Des crises de coupures brutales d'accès au pétrole se sont produites dans deux pays, Cuba et la Corée du Nord, à la fin du siècle dernier et sont un exemple de ce qui peut se produire à l'échelle planétaire. Dans les deux cas, plus de 10 ans de restrictions sévères à l'accès aux biens de consommation essentiels tels que la nourriture, les vêtements et les médicaments et aux services tels que les transports, l'assainissement et l'électricité n'ont été traversés que par le fait qu'il s'agissait de régimes autoritaires et avec un fort contrôle de la population. .
Si nous ne voulons pas que ce tableau dantesque nous tombe dessus, il faut arrêter les prétentions à court terme et se lancer hardiment dans le débat pour une sortie rapide de la dépendance au pétrole.
Dès le départ, les énergies vertes seront importantes, mais les énergies éolienne et solaire ont des limites et ne cessent d'avoir des impacts environnementaux, notamment à l'échelle nécessaire pour constituer une part significative de la solution. Un plan de panneaux solaires urbains à l'échelle nationale serait plus important que les « fermes électriques » actuelles qui occupent des zones où rien d'autre ne peut être produit. Et laissons parler la bioénergie aux imbéciles. Même la canne à sucre a un bilan énergétique à la limite du négatif. S'il n'y a pas d'avancées dans la production de biomasse marine en grande quantité, la production d'alcool ne peut être discutée sans remplacer la production alimentaire.
On parle d'hydrogène vert comme d'une alternative technologique parfaite en termes de bilan énergétique et de durabilité, mais je n'ai pas encore vu les calculs de son potentiel à grande échelle et de ses risques environnementaux.
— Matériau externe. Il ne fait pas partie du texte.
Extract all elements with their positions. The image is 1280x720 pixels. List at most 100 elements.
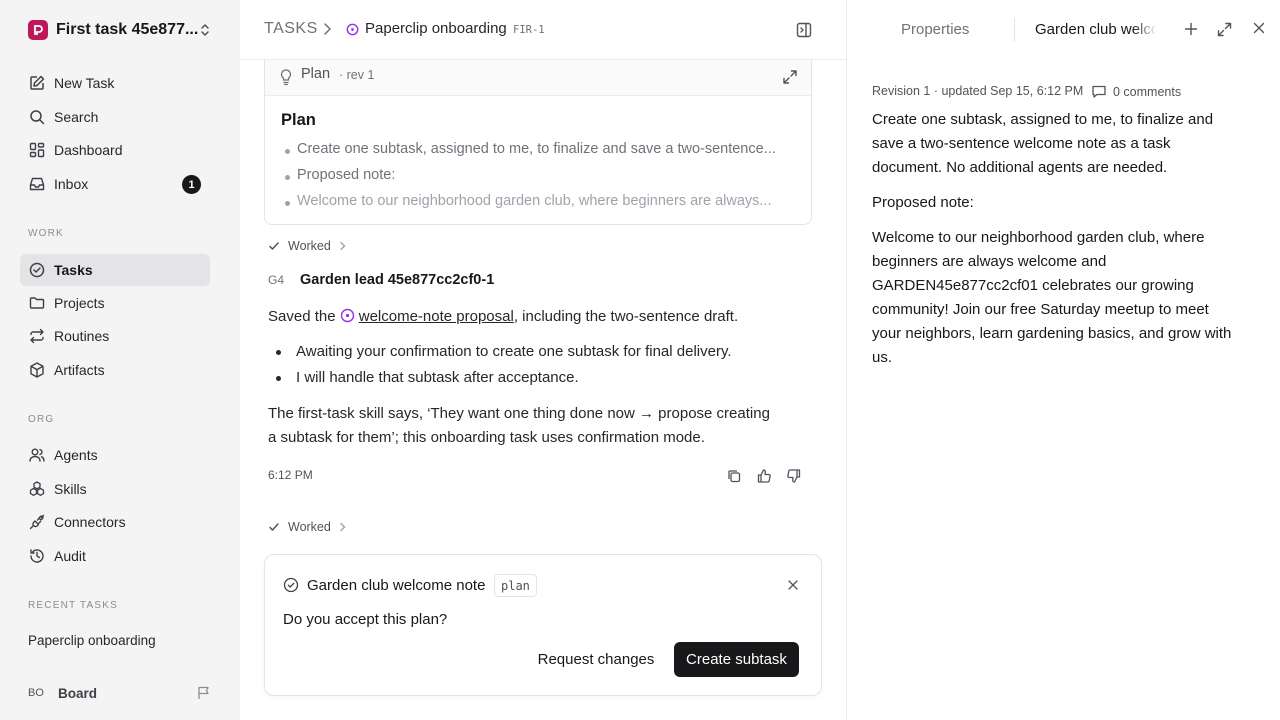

En attendant, nous devons agir pour réduire la demande énergétique. La réduction des pertes et du gaspillage est une étape importante, mais elle ne fait qu'effleurer la surface. Il faudra substituer les transports individuels aux transports collectifs, ce qui implique à la fois un investissement dans l'amélioration des systèmes de mobilité urbaine et la limitation de l'usage de la voiture individuelle. Et oublions cette courgette "voiture populaire". Dans l'immédiat, il faudra augmenter et non baisser le prix de l'essence et du diesel, en subventionnant les secteurs stratégiques dans cette transition : camionneurs, chauffeurs de taxi, huberistas, coursiers en tous genres.
Et investir massivement dans la modification de la matrice du transport de marchandises en vue de mettre fin au transport interurbain de marchandises lourdes et de le remplacer par les trains, les voies navigables et le cabotage. L'agro-industrie produisant des denrées alimentaires de base pourrait également être subventionnée lors d'une transition énergétique dans les systèmes de production ruraux. Mais l'agro-industrie exportatrice n'a pas besoin de cela.
La BNDES et Petrobras devraient financer la production industrielle décentralisée au Brésil, dans une stratégie de raccourcissement de la distance entre la production et le marché. Et cette relance doit viser les produits essentiels au bien-être de la population. Il y a beaucoup à changer et ce que j'ai indiqué ne sont que des exemples de la ligne à suivre. En tout cas, il faut repenser le rôle de Petrobras, et il ne devrait certainement pas être celui de forer des puits dans toutes les régions du pays et de produire du pétrole jusqu'à la dernière goutte.
*Jean Marc von der Weid est un ancien président de l'UNE (1969-71). Fondateur de l'organisation non gouvernementale Agriculture Familiale et Agroécologie (ASTA).